If the Online Safety Bill is passed, the UK Government will be able to directly silence users' speech and even imprison those who post messages it does not like (...) The Bill empowers OFCOM to impose heavy fines or even block access to sites that offend people (...) Such powers raise serious concerns about freedom of expression. Since then, the bill has been amended, and it has gotten worse.

“Harmful" content and the communications law

The Communications Act of 2003 already gives the courts the power to sanction residents of the country who have committed "seriously offensive" infractions online. In addition, it would allow a government official to determine what content is considered harmful. It will be up to the Secretary of State for Digital, Culture, Media and Sport to specify non-compliances committed by the platforms and order them to remove or avoid the content that it considers does not meet the established criteria. It intends to:

- Prevent the spread of illegal content and activities, such as child abuse images, terrorist material and hate crimes.
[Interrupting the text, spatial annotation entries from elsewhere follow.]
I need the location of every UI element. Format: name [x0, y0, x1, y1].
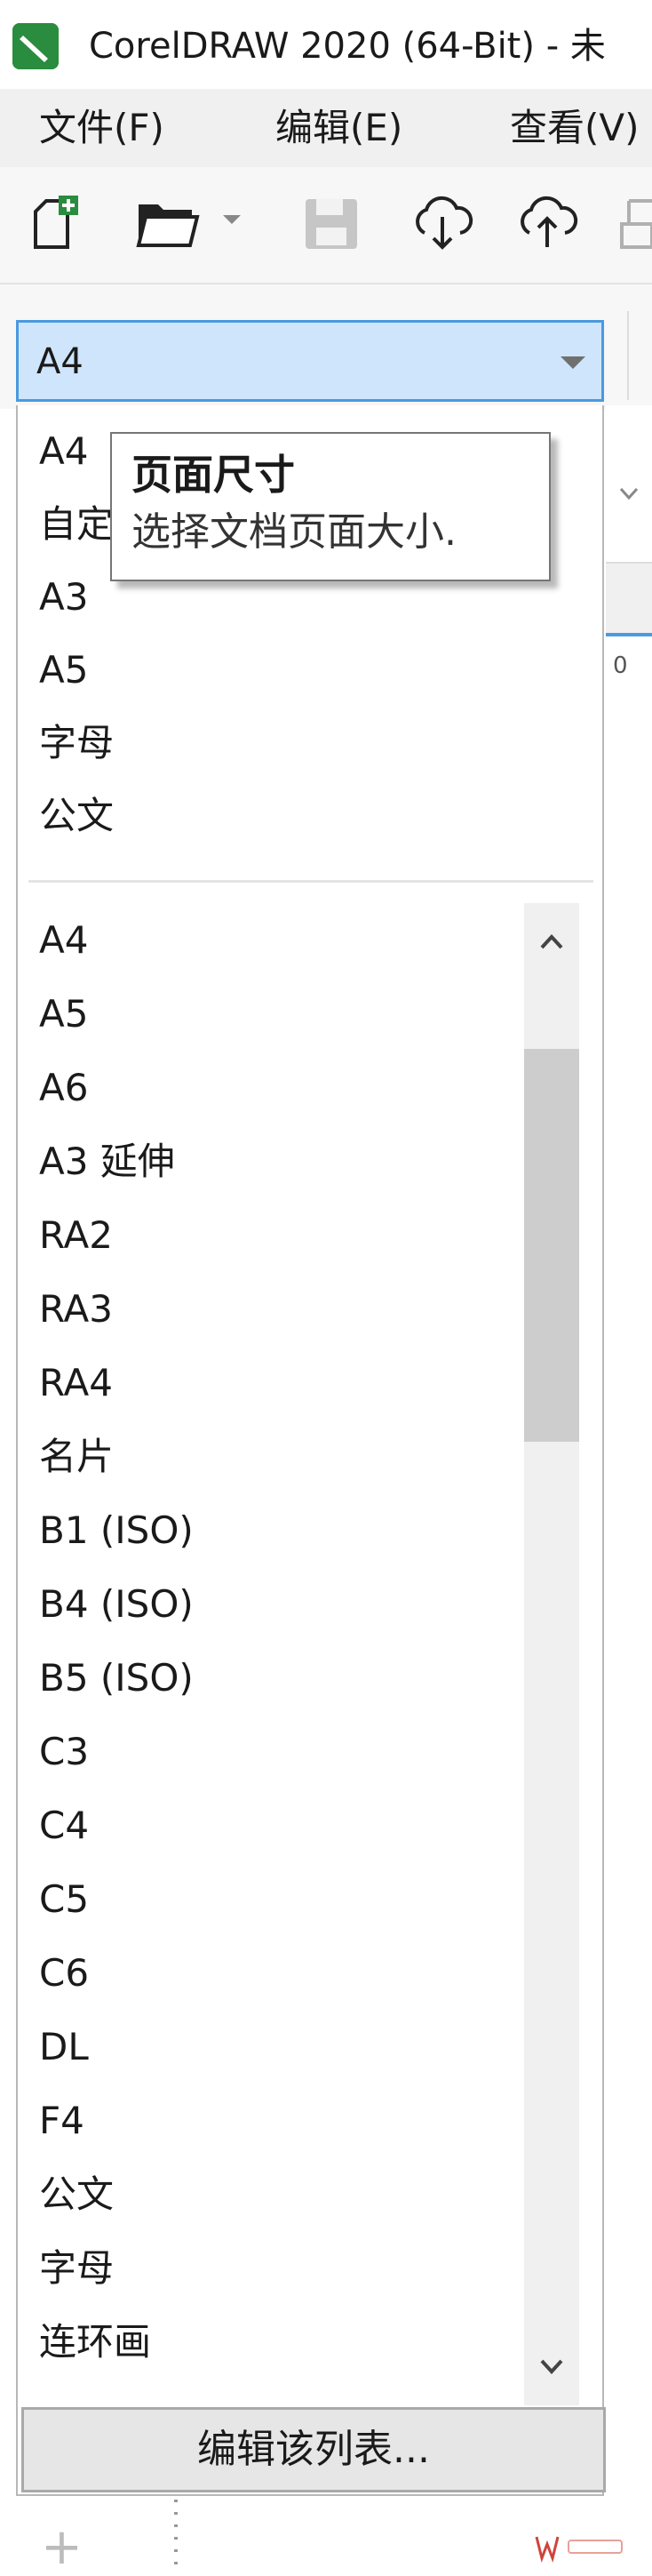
list-item[interactable]: RA2: [39, 1211, 113, 1260]
scrollbar-thumb[interactable]: [524, 1049, 579, 1442]
recent-divider: [28, 880, 593, 883]
canvas-background: [606, 405, 652, 2571]
list-item[interactable]: B1 (ISO): [39, 1506, 194, 1556]
scroll-up-icon[interactable]: [524, 903, 579, 983]
dotted-divider: [174, 2500, 178, 2571]
standard-toolbar: [0, 167, 652, 284]
list-item[interactable]: B4 (ISO): [39, 1580, 194, 1629]
new-document-icon[interactable]: [27, 192, 89, 258]
tooltip-description: 选择文档页面大小.: [131, 509, 457, 555]
list-item[interactable]: 名片: [39, 1432, 114, 1482]
menu-bar: 文件(F) 编辑(E) 查看(V): [0, 89, 652, 167]
list-item[interactable]: 连环画: [39, 2317, 151, 2367]
ruler: [606, 562, 652, 635]
print-icon[interactable]: [616, 192, 652, 258]
ruler-tick-label: 0: [613, 652, 628, 679]
recent-item-custom[interactable]: 自定: [39, 500, 114, 549]
list-item[interactable]: A5: [39, 989, 88, 1039]
coreldraw-logo-icon: [12, 23, 59, 69]
page-size-dropdown: A4 自定 A3 A5 字母 公文 A4 A5 A6 A3 延伸 RA2 RA3…: [16, 405, 604, 2496]
save-icon[interactable]: [300, 192, 362, 258]
tooltip-title: 页面尺寸: [131, 451, 295, 499]
menu-view[interactable]: 查看(V): [510, 103, 640, 153]
menu-edit[interactable]: 编辑(E): [275, 103, 402, 153]
window-title: CorelDRAW 2020 (64-Bit) - 未: [89, 26, 606, 67]
recent-item-letter[interactable]: 字母: [39, 718, 114, 768]
dropdown-arrow-icon[interactable]: [561, 356, 585, 369]
cloud-upload-icon[interactable]: [513, 192, 581, 258]
add-page-icon[interactable]: +: [41, 2523, 83, 2572]
list-item[interactable]: RA3: [39, 1284, 113, 1334]
ruler-indicator: [606, 633, 652, 636]
menu-file[interactable]: 文件(F): [39, 103, 164, 153]
chevron-down-icon: [606, 480, 652, 533]
page-size-value: A4: [36, 341, 83, 382]
list-item[interactable]: A3 延伸: [39, 1137, 175, 1187]
edit-list-button[interactable]: 编辑该列表...: [21, 2407, 606, 2492]
cloud-download-icon[interactable]: [409, 192, 476, 258]
list-item[interactable]: DL: [39, 2022, 89, 2072]
watermark-logo-icon: [533, 2532, 631, 2568]
tooltip: 页面尺寸 选择文档页面大小.: [110, 432, 551, 581]
list-item[interactable]: C5: [39, 1875, 89, 1924]
list-item[interactable]: B5 (ISO): [39, 1653, 194, 1703]
open-folder-icon[interactable]: [133, 192, 204, 258]
list-item[interactable]: C3: [39, 1727, 89, 1777]
recent-item-legal[interactable]: 公文: [39, 791, 114, 841]
recent-item-a5[interactable]: A5: [39, 645, 88, 695]
list-item[interactable]: 字母: [39, 2244, 114, 2293]
recent-item-a3[interactable]: A3: [39, 572, 88, 622]
open-dropdown-icon[interactable]: [220, 212, 243, 233]
list-item[interactable]: 公文: [39, 2170, 114, 2220]
scroll-down-icon[interactable]: [524, 2329, 579, 2405]
list-item[interactable]: RA4: [39, 1358, 113, 1408]
title-bar: CorelDRAW 2020 (64-Bit) - 未: [0, 0, 652, 89]
list-item[interactable]: C6: [39, 1948, 89, 1998]
toolbar-separator: [627, 311, 629, 400]
list-item[interactable]: A6: [39, 1063, 88, 1113]
list-item[interactable]: A4: [39, 916, 88, 965]
page-size-combobox[interactable]: A4: [16, 320, 604, 402]
list-item[interactable]: C4: [39, 1801, 89, 1851]
recent-item-a4[interactable]: A4: [39, 427, 88, 476]
list-item[interactable]: F4: [39, 2096, 84, 2146]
- Protect children from harmful content.

- Protect everyone from "legal but harmful" content.

Paul Bernal, a professor at the University of East Anglia's School of Law, said in March:

Massive attacks on privacy (including a terrible blanket oversight requirement) and freedom of speech (through the highly controversial 'legal, but harmful' concept) are just the starting point. The likely use of the 'duty of care' required of online service providers that limit or even prohibit both encryption and anonymity makes us all less secure and less free.
The political control of censorship through Ofcom is in some ways even worse, as almost some inability to perform the gargantuan tasks required of it, and that doesn't even begin with the gargantuan and costly bureaucratic burdens placed on it by impose to persons operating online services.

What do the technology platforms have to say?
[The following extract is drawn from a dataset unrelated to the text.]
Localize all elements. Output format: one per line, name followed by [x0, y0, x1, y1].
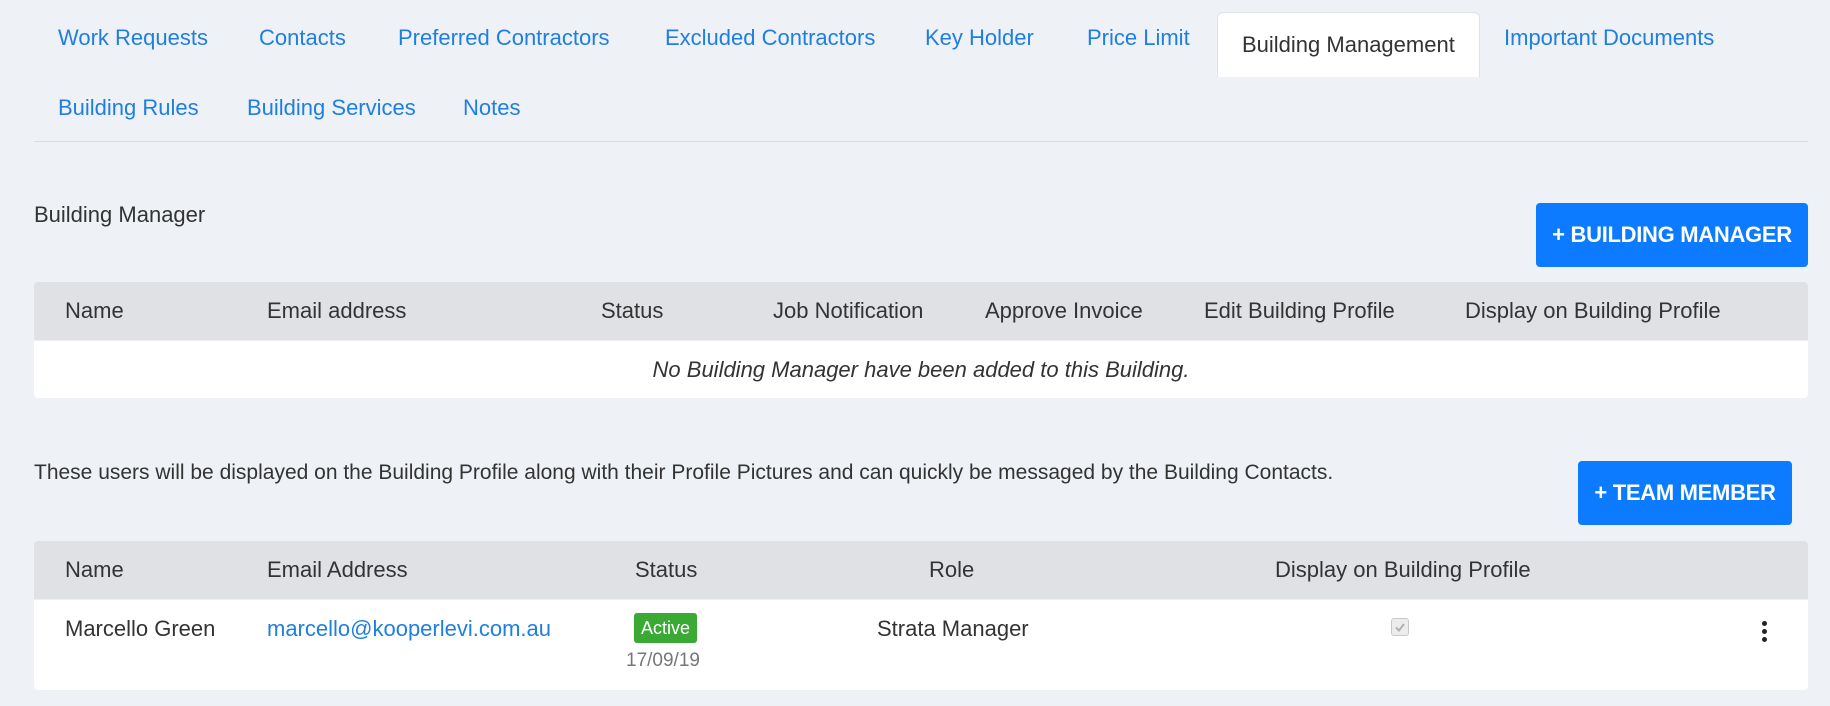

Meta Platforms Inc., the parent company of Facebook, Instagram and WhatsApp, said the legislation "threatens to constantly monitor and censor people's private messages" if it is not changed.

In July 2022, before Twitter was acquired by Elon Musk, the company stated it was concerned about the project's issues around freedom of speech. Google claimed that the bill appears to incentivize "general automated surveillance, and excessive content removal."

A spokesperson for the UK Department of Digital, Culture, Media and Sport stated:

Technology companies have failed in the fight against the abuse of minors and end-to-end encryption could blind them to their sites, while hindering efforts to catch offenders (...) As a last resort, OFCOM has the power to require private messaging apps to use technology to detect child sexual abuse material; this can only be used when provided and with strict legal safeguards for privacy.

Silicon Valley giants, media outlets, insurers, the LEGO Group, e-cigarette maker Juul Labs, dating app Bumble, journalists, religious figures, among others, have also spoke out against the law's passage.

"The bill will make it government policy to tell technology platforms what people can talk about (...) "We've already seen many examples of social media platforms broadly censoring content on various controversial topics, often to please government regulators,” stated , a journalist for Reason.